Of course, she was going to her death anyway.
The quest she had been given in the lost abbey had sealed her fate. She was to go to Naess, the seat of the Dochte Mandar, to seek the High Seer of the mastons—a woman—and learn the history of the Myriad Ones and how they had once infested and destroyed the kingdoms. It was the only way to save Comoros. But how could she possibly travel into the very heart of the place that had outlawed women to read or use the Medium?
Maia stared at the bark of a fallen redwood, the trunk slender and stricken with lichen and moss. Noises and clicks filled the gap in the conversation. She and the kishion were hurrying westward, trying to return to the shores of Dahomey, where the ship that had brought them, the Blessing of Burntisland, hopefully awaited. Though the kishion was as harsh as the unforgiving terrain they had wandered into, their journey was still beset with woes. Each night brought hordes of insects to torment them. Serpents were common—dangerous and poisonous. Clean water was scarce, but thankfully a path of Leerings had been left as waymarkers to the lost abbey.
Maia turned to the Leering she had slept beside. It was a tall, rounded stone, almost her height when she stood fully erect. There was a ravaged face carved into it, a face that had nearly been rubbed away by the centuries. All Leerings had faces carved into them and could channel the power of the Medium in some way, providing water, light, fire, heat—along with many other arcane powers. The Leerings had eased their journey.
Their rations had already vanished, but the kishion was adept at living off the land, even though the fare was not to her liking—lizards and rodents and sometimes bats for meat. She was starving for a decent meal and hoped they would reach the ship within the next few days. Sailing to her doom in Naess would almost be a relief so long as she had a bed to sleep on for the voyage.
“Let me check for bites,” the kishion said, motioning toward her ruined gown.
The front of the garment had been torn when the soldiers her father had sent as her protectors attempted to snatch the kystrel from her neck and choke her to death. She clenched the fabric tighter around her throat and shook her head. “When we reach the ship,” she said. “I don’t feel any bites.”
He snorted, shrugged, and rose, surveying the Leering and rubbing his bandaged hand across the rippled edges of the stone. He sniffed at it, his expression one of disgust or superstition, and waited for her to summon water for them to drink.
Maia brushed a mass of tangled hair behind her shoulder and bent at an angle next to the Leering so that the gushing waters wouldn’t soak her. She invoked the kystrel, and the fire-coal eyes of the Leering ignited instantly. Water began gushing from the slats where the mouth had once been carved. Maia rinsed her filthy hands first, scrubbing away the dirt and muck, feeling the cool clean water play across her fingers. She cupped water into her palms and gulped it down, coming again for another drink. Then a third. The excess water dribbled onto a small bed of silt at the base of the Leering.

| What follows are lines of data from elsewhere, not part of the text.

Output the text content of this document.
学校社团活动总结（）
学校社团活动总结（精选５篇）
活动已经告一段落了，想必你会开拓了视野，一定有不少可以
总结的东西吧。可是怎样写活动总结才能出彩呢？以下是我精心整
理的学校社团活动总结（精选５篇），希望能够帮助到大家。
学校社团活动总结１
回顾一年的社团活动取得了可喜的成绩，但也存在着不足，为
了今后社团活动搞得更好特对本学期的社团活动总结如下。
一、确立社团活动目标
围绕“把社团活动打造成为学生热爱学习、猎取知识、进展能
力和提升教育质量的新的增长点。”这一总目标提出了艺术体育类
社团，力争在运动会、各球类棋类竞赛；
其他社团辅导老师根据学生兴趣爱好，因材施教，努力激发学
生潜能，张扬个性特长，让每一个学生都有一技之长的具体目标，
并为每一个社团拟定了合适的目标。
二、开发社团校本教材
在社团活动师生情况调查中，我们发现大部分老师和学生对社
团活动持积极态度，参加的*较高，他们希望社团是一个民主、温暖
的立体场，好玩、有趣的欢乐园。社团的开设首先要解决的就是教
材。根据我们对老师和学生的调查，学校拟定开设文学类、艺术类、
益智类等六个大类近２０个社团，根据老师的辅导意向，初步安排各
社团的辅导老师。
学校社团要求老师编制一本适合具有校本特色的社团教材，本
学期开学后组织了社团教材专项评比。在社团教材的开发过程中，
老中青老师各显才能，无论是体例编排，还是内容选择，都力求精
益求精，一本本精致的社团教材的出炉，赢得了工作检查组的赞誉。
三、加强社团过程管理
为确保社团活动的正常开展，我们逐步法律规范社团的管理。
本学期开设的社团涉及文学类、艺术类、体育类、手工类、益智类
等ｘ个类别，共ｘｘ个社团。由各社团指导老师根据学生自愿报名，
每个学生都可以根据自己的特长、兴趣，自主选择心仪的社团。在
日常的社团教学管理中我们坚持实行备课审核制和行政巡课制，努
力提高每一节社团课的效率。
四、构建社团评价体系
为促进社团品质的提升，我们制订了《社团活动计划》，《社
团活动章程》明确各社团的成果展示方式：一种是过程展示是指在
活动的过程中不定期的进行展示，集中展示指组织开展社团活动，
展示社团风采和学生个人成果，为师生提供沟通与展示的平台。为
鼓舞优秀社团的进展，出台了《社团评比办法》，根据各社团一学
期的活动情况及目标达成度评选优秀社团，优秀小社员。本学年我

The kishion took his turn once she was through, burying his head under the stream of cold water before tipping his scarred lips up to the flow and gulping down deep swallows. Maia rested her palm against the Leering.
When her skin touched the stone, an image burst into her mind so sharp and clear it was as if a window to another place had opened and she could see both places at once.
Who are you?
The thoughts came from a man—a man kneeling in front of another Leering, another of the waymarkers leading to the lost abbey. She recognized his surroundings instantly, a grove of dead bones and rusted armor. It was the graveyard of some vicious battle where the participants had all slaughtered one another. The man’s hair and beard were ash blond; his countenance was tired and stained with grime. His black Dochte Mandar tunic was splattered with mud, and he clenched his own kystrel in his left hand.
Who are you, girl?
His fierce thoughts snatched at her mind, gripping her in a vise that bound her to the Leering. She could not move. She could not breathe. Soldiers wearing the uniform of Dahomeyjan knights scuttled around the man. Panic began to churn inside her. These men were also in the cursed woods . . . and they were hunting her. She could sense the blazing intensity of the blond man’s thoughts.
Maia tried to release the Leering, but her hand would not move. A surge of piercing power cut through her marrow and sinews, binding her fast.